Voices: Close failing charter schools

This post by charter school expert Alex Medler on what is missing from a recent report on charter school accountability was originally published on the blog of the National Association of Charter School Authorizers.
The charter promise is not, “We will give you a charter to run a public school and flexibility from many of the rules and regulations constraining traditional schools. But if you fail to achieve what you promise to achieve we will insist that you submit a plan that outlines what you might do about it and begin to engage in a five-year self-improvement process.

The deal is simpler.

“If you perform and attract students, you get flexibility and you stay open. If you do not perform or families won’t show up, you are closed.”

If only people could stick to the plan.

A recent study commissioned by Colorado’s Get Smart Schools explored Colorado’s failing schools and the state’s obligations to engage in “turnaround” efforts. The study provides excellent information and a long list of recommendations for the state as it faces the serious challenge of what to do to make good on its commitment to “turn around” almost 200 public schools serving more than 80,000 students. Sadly, the study does not see the obvious answer for the 21 failing charter schools on that list. Close them! The report didn’t say that.

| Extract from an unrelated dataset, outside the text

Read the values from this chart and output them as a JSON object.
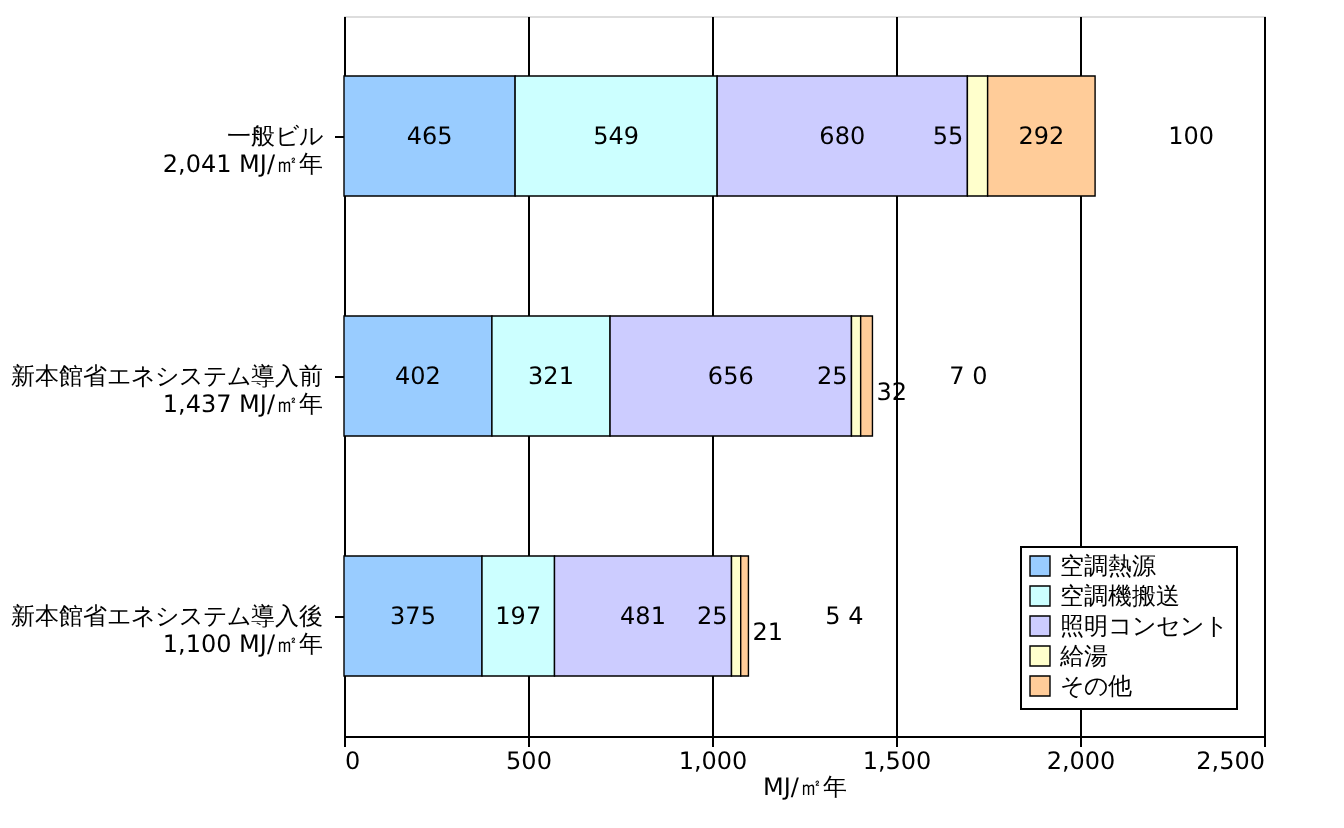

I predict many states will commission similar studies in the next year and ponder the same challenge. These studies and those to come will all ask the same question: what should we do about all the schools we have identified as failing?  The reluctance of studies like this to state the obvious implication of charter failure is vexing.

The Colorado study was conducted by Robin Baker, Paul Teske and Kelly Hupfeld at CU-Denver, along with Paul Hill from the Center on Reinventing Public Education (CRPE).  It presents a lot of data on kids, schools and districts affected by this policy. At the heart of this issue rests Colorado’s system of accrediting schools and districts, which is also the state’s latest iteration of a federally-approved accountability regime. In it, the state identifies the worst performing schools using a sophisticated growth measure. The state then oversees efforts conducted by schools and districts to make a dramatic change in these schools. Like other states, the range of turnaround options includes restructuring, changes in leadership and staff, working with outside contractors or providers, converting to charter status or closure.

For charter schools, the most obvious and compelling strategy is closure. However, the report barely mentions it. This report, and those that follow, should add a targeted intervention for charters that persistently fail – policy should lead the state or their authorizer to close almost all of them.

It is almost as if people are afraid that if we insist on closing failing charters, we would have to make similar steps for traditional public schools. But traditional public schools don’t operate under the charter premise, so a longer list of possible interventions is fair for them. This is a situation where treating everything the same is not the same as doing what is right or fair.

This awkward unwillingness of the report’s authors to recommend the obvious for failing charters reflects the same challenge that reluctant authorizers also face when they know they should close a school, but decline. To address this natural reluctance, state policy should establish a default system that closes charter schools if the state declares those schools to be failures.

Colorado, and indeed most states with a significant number of failing charter schools, should consider mandating the closure of charters that are identified as failing on state accountability systems. Of course, we need exceptions for schools that are making dramatic impacts on the lives of students that we can see, or that are clearly alternative schools serving extremely at-risk populations. However, with those things in place, which is the case in Colorado, being brave about closure should be something that makes it onto our “to do” list.